Pollock was a struggling young American artist who had grown up in rural
poverty. His early works, shown in the
show in Venice, resemble illustrations to country tales. Peggy Guggenheim’s first response to a Pollock
work in the early 1940s was disdain, but her advisor – Piet Mondrian – urged her
to reconsider. Consequently, Guggenheim
gave Pollock a show in her gallery and commissioned him to paint a mural for
her New York townhouse. The works by
Pollock in that show were ‘predominately mythic women which he was painting in
imitation of his heroes Picasso and Miro’.

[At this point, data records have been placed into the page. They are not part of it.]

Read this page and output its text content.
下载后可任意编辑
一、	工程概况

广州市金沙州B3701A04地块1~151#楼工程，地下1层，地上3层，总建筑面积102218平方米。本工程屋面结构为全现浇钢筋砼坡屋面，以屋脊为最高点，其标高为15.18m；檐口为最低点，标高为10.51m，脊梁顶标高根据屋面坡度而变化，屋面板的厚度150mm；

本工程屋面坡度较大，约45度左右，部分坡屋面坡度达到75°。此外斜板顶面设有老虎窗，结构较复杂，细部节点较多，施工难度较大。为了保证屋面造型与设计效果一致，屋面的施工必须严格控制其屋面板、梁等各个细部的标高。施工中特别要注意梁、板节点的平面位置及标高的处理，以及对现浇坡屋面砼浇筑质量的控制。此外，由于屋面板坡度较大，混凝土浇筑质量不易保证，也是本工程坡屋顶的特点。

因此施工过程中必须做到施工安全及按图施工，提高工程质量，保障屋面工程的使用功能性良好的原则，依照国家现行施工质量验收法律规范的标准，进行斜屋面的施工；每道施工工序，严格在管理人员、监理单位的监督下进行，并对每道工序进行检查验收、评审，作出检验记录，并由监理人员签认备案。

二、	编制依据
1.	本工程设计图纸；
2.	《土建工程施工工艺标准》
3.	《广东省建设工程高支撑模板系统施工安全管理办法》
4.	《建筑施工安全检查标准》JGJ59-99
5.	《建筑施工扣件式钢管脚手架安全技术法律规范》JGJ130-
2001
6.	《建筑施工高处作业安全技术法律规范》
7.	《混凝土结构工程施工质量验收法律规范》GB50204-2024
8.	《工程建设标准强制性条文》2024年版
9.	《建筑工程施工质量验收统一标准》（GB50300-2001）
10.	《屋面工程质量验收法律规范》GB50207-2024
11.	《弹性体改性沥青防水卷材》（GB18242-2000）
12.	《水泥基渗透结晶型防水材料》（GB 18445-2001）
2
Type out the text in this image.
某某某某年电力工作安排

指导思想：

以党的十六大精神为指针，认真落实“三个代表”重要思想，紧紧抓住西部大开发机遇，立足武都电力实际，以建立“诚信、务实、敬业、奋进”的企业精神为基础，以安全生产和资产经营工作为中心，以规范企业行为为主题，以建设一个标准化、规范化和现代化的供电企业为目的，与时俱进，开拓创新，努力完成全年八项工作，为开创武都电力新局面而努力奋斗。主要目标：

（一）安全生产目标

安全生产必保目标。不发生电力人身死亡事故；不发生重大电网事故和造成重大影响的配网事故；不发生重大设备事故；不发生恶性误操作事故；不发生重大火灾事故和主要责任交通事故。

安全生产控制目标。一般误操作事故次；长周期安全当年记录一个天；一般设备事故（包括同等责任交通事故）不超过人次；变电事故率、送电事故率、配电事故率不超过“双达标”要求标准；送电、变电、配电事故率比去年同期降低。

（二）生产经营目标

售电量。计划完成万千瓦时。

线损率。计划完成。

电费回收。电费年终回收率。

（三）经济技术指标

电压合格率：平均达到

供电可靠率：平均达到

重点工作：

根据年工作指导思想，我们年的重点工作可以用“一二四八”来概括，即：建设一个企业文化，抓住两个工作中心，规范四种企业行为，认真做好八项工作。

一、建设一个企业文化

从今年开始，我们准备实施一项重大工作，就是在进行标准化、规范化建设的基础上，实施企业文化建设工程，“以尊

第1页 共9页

‘Mural’ is regarded by many art historians as a turning point. Until now it has rarely been seen outside the
University of Iowa, which Peggy Guggenheim donated it to in 1951. The painting has been cleaned and restored
for the show in Venice.
‘Mural’ is a ‘wild release’: it is the beginning of Pollock’s ‘idea of
throwing or pouring paint’ and of his ‘mind-expanding sense of scale’. Pollock was a poor communicator. He had been excused military service because of
alcohol dependency and depression. He
died in a car crash in 1956. ‘Mural’
shows Pollock emerging from his solitude and celebrating life in a way that
embraces the viewer.
Jones concludes by describing Pollock as ‘America’s noblest savage’.